Visions of Trees kick off the early afternoon offerings from the dance stage, with the likes of patten and Lapalux following shortly after: the darkened smoke-filled tent swiftly becoming a minor timewarp, transporting all inside from 3pm to a constant 1am in the morning vibe.
For those who felt it was a tad too early for gun-finger gestures, Gross Magic seemed to be the agreed alternative given our congested oops-sorry-that-was-your-foot struggle to make it into the tent. When in, however, the lucid pop tunes of Gross Magic – fronted by 80s teen movie throwback Sam McGarrigle, quite possibly the most disheveled looking kid to still get ID-ed – make up for the slog of entry. Backed by an on-form, and rather manic looking, Simon from TEETH on drums, the band roll through the gems from their Teen Jamz EP, along with a few newies including a rather strange closing track that sounds like McGarrigle is channelling ‘Cool Thing’-era Kim Gordon angered by Pussy Riot’s recent incarceration, as he repeatedly urges the fairer gendered of the audience to “not be pushed around”, in an oratory dead-pan tone that’s somewhere between Baz Luhrmann and Gil Scott-Heron.
As late-afternoon blurs into early-evening, the pace picks up a bit thanks to Swedish post-punks Holograms at the Artrocker tent and their Leeds prog-punk counterparts Eagulls, who feature at the imaginatively-named ‘Second stage’. The two groups’ successive time slots means we get to be treated to a whole hour of angsty screeches and raw guitars accompanied by the “is-that-spilt-beer-or-is-it-sweat” portion of the crowd, finishing up just in time for all to ponder what they’re going to have for a well-earned food break.
After being won over by the punning skills of the Mac-n-cheese stall, opting for the ‘Kanye Western’ rather than the traditional ‘Annie Mac’, it’s over to liquor-store chic twopiece Deap Vally for a sunset slot at the main stage.
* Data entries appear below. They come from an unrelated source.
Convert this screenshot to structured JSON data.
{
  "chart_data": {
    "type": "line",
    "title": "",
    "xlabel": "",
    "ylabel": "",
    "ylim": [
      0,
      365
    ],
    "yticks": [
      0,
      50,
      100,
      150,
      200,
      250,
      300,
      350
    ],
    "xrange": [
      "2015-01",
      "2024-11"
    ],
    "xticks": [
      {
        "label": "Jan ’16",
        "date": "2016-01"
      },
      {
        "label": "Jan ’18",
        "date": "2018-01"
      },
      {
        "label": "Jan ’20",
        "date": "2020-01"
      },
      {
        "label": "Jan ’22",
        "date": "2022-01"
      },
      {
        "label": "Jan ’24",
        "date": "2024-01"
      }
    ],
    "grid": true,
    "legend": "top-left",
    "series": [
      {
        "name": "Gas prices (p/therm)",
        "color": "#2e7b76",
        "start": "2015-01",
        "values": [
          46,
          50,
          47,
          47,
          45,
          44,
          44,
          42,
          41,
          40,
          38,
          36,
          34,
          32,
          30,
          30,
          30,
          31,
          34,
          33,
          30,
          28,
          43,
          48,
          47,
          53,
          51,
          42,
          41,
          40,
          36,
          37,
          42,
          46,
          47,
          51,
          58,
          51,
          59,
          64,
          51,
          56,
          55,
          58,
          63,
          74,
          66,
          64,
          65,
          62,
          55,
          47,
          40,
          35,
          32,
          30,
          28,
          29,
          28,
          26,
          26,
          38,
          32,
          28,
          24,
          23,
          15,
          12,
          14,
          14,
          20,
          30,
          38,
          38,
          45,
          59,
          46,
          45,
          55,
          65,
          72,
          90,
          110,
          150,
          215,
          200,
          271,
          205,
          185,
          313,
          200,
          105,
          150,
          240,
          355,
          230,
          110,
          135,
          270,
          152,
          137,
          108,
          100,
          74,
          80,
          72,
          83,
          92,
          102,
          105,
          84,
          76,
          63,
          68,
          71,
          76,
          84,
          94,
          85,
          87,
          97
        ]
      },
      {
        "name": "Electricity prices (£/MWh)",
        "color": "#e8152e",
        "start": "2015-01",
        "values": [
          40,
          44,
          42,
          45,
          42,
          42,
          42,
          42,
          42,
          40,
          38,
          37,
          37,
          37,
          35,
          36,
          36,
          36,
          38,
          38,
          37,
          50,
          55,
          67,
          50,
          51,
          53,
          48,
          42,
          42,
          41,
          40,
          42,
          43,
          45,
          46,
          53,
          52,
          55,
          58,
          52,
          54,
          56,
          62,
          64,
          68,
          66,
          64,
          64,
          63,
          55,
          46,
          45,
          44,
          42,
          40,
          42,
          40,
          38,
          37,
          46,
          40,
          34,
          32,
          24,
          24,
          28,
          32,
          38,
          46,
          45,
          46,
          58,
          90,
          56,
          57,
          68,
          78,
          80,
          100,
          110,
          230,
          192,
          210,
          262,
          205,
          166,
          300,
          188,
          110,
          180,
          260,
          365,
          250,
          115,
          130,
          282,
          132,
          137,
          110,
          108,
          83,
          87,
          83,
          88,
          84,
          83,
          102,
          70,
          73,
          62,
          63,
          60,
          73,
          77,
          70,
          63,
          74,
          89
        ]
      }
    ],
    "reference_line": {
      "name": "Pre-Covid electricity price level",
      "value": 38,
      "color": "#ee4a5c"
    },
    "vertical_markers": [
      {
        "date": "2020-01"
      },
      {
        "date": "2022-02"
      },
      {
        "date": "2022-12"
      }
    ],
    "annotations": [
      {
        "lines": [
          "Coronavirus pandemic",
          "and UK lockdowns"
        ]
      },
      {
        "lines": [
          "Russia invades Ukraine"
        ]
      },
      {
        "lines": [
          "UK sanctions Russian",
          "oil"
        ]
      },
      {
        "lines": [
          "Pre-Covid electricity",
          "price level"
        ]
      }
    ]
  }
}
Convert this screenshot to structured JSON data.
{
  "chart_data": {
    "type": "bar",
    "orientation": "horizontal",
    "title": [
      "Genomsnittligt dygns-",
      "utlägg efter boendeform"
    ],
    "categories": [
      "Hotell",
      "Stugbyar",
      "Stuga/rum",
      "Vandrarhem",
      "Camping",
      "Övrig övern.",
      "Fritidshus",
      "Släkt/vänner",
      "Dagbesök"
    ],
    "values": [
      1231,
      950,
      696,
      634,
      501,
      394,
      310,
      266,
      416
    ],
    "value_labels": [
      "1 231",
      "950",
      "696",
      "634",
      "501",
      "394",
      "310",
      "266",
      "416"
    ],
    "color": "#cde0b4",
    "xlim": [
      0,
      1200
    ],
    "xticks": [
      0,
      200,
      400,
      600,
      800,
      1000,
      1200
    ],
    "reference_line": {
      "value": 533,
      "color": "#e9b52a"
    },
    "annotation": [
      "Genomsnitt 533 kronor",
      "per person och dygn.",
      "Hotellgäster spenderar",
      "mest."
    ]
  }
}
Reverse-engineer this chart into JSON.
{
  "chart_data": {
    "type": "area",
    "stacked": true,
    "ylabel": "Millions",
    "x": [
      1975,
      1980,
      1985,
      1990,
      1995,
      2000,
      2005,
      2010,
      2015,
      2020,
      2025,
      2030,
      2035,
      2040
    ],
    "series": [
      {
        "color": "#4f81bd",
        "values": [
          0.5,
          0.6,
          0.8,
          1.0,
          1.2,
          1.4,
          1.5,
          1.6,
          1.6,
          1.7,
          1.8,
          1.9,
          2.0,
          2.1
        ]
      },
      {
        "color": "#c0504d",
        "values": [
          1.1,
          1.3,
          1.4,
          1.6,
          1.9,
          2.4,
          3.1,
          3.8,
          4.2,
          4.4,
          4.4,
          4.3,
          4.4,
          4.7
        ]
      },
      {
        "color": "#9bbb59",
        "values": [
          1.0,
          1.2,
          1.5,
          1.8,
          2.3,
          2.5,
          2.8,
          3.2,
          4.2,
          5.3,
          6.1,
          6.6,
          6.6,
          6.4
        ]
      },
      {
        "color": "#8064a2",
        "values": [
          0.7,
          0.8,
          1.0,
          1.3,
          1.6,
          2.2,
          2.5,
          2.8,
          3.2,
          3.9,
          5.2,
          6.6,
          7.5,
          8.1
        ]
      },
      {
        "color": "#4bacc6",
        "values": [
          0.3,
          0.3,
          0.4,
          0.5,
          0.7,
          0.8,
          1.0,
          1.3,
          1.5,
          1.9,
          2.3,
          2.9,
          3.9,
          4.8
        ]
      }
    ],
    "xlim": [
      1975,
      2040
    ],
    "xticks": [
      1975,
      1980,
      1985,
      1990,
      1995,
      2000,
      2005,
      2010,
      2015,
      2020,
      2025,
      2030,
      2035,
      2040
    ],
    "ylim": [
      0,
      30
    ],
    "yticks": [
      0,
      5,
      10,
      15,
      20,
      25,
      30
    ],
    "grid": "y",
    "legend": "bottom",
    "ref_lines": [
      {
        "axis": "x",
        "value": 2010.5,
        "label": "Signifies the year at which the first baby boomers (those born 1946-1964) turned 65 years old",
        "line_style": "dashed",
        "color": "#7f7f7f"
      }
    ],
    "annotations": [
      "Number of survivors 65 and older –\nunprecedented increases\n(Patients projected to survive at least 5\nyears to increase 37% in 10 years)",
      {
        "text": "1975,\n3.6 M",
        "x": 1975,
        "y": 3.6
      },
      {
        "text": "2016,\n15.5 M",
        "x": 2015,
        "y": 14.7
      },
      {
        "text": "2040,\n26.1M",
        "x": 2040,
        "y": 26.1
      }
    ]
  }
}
The Cali duo, who look like they’ve walked straight from the set of ‘Natural Born Killers’ set the bar as “Ones To Beat” with their explosive rendition of recent single ‘Gonna Make My Own Money’, a track so perfect for the next Robert Rodriguez flick that with all the royalties rolling in from the soundtrack credits they’d soon not need to resort to such counterfeiting.
While Deap Vally may just steal the favourite new band status for any casual festival-goer just happening upon new acts, Savages must get a honorary mention in the same breath. The oft-lauded best live band in London at the moment deliver a blistering performance that means going to see the group any chance you get still makes up for only a handful of tracks existing online.
After a flurry of show-stoppers, it’s perhaps only fair that things are brought down a notch of two. Perhaps it’s the heightened sense of expectation now or just the beer going to our heads a touch, but the R&B being spun by the DJs at the Old Blue Last tent seems a much more appealing prospect than the inoffensive indie of Citizens! or the nostalgia dependence of Buzzcocks.
While Iceage closing the evening is hardly the festival headline act to excitedly text home about, they do a good job of energising the stragglers who’ve not called it a night already with their intricately noisy squall – even if the band’s distant gazes make it appear that they themselves may just be the ones having the least fun. But with offshoot after-parties situated on nearly every nearby side street, it’s not quite the end of matters for those who can just about muster a second wind.